Plus, when fifty or sixty families dominate both American government and American society, the question of whether grassroots capitalism or top-down socialism works best for America is less relevant than asking how attitudes and lifestyle have been impacted by what is essentially a feudal or “neo-feudal” system. As a result, the issue of attitudes and lifestyle takes precedence, and this issue transcends a defunct and obsolete dichotomy and intellectual exercise such as the one dealing with the debate over whether capitalism or socialism works best for people. And as history has shown, feudal systems can go through dramatic economic, political, and social upheaval when technological changes and evolutions take root. In turn, the technological changes and evolutions we are experiencing now are unprecedented in history.
Thus, the fostering of a “quantum mind” in a feudal or “neo-feudal” environment is an odd occurrence or phenomenon which perhaps has little to no rational or scientific explanation, even though globalization and technology can enable such an occurrence or phenomenon to take root on a larger scale. And as Alexander Wendt subtly noted in the conclusion of one of his latest books – the title of which is “Quantum Mind and Social Science: Unifying Physical and Social Ontology” – the issue of “science” and particularly the study of the human mind is becoming more an issue of ontology and metaphysics rather than an empirical or “scientific” issue.
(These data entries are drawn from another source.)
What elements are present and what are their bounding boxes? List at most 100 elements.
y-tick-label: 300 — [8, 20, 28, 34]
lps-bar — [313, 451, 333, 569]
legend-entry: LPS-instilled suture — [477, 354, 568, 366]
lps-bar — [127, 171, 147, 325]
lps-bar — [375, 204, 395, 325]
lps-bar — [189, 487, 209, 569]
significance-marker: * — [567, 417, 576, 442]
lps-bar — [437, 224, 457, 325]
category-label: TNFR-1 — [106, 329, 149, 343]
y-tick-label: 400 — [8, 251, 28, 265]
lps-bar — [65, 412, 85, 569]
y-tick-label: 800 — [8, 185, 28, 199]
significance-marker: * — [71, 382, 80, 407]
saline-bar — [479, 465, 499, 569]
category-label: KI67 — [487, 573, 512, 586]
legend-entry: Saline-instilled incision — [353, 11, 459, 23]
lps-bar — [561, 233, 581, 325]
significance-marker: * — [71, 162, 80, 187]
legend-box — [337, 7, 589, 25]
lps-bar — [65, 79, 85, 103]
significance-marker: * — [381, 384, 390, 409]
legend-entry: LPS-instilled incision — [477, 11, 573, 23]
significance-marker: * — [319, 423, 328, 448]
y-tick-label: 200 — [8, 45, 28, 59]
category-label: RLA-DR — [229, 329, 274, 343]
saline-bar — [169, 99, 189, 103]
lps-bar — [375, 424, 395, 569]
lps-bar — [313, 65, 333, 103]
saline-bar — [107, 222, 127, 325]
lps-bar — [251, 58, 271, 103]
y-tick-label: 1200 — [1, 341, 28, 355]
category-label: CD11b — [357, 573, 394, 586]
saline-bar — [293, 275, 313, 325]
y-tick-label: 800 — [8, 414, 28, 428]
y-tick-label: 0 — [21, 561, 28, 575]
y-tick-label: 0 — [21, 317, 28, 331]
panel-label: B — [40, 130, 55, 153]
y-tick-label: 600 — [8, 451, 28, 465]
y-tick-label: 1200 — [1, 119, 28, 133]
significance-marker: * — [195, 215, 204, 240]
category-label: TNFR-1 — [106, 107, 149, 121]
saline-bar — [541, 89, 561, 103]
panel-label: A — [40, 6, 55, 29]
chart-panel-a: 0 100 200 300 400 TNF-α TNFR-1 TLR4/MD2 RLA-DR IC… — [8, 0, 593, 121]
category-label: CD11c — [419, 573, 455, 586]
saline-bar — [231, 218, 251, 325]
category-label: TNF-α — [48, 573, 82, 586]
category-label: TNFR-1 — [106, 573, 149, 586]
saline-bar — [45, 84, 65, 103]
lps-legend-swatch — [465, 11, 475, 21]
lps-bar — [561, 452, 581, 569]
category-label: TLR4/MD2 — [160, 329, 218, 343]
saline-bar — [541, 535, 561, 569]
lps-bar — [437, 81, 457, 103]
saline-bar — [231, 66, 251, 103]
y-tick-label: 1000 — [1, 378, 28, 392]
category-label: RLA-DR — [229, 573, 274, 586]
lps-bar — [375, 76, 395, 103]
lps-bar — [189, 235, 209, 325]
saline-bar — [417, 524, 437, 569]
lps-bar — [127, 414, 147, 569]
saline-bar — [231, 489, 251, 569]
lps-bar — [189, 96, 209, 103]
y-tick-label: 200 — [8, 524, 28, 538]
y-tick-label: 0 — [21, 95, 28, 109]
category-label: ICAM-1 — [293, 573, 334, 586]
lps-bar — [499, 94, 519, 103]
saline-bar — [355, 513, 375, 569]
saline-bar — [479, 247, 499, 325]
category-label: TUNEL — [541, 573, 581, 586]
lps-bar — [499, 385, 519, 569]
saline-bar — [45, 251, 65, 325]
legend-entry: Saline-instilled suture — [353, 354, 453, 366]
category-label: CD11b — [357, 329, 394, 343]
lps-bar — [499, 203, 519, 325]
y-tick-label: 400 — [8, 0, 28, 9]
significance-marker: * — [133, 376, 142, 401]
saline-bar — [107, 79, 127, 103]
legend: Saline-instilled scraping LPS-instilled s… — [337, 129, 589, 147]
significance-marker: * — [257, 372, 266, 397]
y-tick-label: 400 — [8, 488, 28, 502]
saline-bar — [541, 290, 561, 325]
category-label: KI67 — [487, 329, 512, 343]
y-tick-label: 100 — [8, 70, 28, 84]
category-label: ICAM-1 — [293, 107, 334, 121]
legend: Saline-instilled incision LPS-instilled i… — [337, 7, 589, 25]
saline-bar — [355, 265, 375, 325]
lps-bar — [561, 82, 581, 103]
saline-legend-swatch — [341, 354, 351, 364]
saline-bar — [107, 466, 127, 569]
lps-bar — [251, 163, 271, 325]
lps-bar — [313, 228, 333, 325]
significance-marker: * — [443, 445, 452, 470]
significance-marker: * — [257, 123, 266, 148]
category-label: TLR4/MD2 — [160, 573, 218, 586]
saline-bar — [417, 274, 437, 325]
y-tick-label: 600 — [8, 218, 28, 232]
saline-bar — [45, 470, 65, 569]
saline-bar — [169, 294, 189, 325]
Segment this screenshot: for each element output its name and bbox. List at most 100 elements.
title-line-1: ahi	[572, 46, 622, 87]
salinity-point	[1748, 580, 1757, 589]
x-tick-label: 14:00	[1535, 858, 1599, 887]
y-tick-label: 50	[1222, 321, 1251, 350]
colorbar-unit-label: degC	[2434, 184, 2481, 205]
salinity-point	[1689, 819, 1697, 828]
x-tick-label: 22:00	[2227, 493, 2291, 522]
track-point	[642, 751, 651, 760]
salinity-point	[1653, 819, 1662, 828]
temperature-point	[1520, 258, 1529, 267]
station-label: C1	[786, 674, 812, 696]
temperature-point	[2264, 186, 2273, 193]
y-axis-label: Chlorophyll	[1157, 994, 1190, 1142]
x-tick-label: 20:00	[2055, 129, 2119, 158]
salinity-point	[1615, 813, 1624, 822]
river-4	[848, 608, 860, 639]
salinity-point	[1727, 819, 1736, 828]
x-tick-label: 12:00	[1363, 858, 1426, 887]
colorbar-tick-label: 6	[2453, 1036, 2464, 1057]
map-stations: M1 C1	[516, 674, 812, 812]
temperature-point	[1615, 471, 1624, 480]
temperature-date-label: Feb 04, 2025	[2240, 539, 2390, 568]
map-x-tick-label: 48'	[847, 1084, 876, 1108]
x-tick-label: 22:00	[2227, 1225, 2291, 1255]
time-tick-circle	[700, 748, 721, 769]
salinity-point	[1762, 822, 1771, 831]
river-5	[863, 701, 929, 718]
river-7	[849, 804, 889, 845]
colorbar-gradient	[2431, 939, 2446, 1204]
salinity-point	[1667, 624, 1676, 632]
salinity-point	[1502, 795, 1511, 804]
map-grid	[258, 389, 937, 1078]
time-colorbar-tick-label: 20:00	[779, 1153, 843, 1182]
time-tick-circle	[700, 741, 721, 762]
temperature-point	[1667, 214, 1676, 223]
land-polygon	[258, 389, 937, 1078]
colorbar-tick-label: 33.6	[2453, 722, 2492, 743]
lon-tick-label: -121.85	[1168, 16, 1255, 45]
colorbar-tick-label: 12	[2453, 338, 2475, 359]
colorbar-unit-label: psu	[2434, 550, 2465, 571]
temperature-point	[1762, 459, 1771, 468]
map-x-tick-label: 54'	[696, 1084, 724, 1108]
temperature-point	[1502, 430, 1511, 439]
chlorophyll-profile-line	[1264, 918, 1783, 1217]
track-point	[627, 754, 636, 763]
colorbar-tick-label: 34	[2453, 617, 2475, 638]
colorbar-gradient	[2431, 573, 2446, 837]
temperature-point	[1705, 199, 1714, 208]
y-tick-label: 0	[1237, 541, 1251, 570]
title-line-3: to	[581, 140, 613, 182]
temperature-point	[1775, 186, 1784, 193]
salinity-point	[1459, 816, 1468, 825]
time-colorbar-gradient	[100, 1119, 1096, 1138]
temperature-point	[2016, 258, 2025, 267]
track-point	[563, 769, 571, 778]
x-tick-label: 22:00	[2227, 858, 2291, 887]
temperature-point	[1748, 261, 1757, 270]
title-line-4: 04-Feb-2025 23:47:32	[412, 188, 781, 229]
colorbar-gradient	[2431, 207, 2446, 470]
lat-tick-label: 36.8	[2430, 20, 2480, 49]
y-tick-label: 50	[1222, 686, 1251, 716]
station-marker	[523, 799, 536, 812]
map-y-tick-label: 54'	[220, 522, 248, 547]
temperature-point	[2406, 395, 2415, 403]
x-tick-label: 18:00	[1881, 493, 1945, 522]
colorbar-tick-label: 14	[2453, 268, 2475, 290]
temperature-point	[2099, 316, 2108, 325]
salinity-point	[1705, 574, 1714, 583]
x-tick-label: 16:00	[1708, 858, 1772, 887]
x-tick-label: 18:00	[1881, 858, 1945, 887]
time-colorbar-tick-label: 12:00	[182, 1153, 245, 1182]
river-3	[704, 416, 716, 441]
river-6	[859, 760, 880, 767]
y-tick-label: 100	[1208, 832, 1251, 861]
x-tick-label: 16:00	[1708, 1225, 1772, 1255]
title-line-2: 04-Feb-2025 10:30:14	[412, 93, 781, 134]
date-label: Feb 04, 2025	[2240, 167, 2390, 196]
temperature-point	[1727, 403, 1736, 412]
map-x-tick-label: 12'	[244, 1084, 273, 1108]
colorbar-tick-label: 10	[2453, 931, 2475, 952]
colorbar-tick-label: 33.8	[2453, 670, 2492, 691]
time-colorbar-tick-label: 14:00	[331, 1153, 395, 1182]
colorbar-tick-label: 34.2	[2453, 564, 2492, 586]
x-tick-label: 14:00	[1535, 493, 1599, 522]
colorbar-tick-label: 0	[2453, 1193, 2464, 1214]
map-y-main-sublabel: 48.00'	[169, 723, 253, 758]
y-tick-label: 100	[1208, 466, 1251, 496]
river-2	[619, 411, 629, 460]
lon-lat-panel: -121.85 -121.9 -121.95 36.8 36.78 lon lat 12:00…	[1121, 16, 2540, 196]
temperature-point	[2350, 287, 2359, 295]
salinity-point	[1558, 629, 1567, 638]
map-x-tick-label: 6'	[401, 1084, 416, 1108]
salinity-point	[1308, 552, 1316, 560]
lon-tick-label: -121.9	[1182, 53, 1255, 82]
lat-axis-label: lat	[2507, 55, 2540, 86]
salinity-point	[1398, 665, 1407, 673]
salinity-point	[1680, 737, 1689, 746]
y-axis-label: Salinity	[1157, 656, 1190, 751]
And as mentioned before, in the postmodern environment that we find ourselves in today, the four competing “ontological states” are liberal, populist, Marxist, and religious in nature.
But one of the major problems which exist in “quantum decision-making” and is a problem which carries over from the “classical” approach towards decision-making and strategy is the issue of choosing or making a tradeoff between “incommensurate alternatives” or “incompatible observables.” The best answer or solution I could find for this problem or question is the axiom or principle which states that “strategy changes with context.” Assigning preference or value to “incommensurate alternatives” or “incompatible observables” in an “indefinite state” such as the one we find ourselves in at the moment is not only pointless, but eventually, the assignment of normative preference and value to incommensurate and incompatible alternatives and observables is overridden by the pressure and weight of both context and situation.
And from an international relations perspective, both “critical international relations theory” and a “quantum” approach to international relations converge in the sense that the directionality or trajectory of both schools is arguably the protection of pluralism from both an intellectual and social standpoint. To a certain extent, postmodern thought translates into an elucidation or re-examination of perspectives and viewpoints which have long been marginalized as a result of mainstream liberal and hegemonic discourse, such as indigenous thought, postcolonial thought, Eastern thought, and environmentalism. But with the diminution of liberal ontology and the elucidation or perhaps even the resurrection of marginalized ontological perspectives and ontological states as a result of the postmodern age comes a certain degree of social turbulence and social upheaval which in turn offers no clear-cut, rational, or “scientific” solutions towards overcoming the ontological turbulence and upheaval that has assumed a global scale as a result of advancements and evolutions in globalization and technology.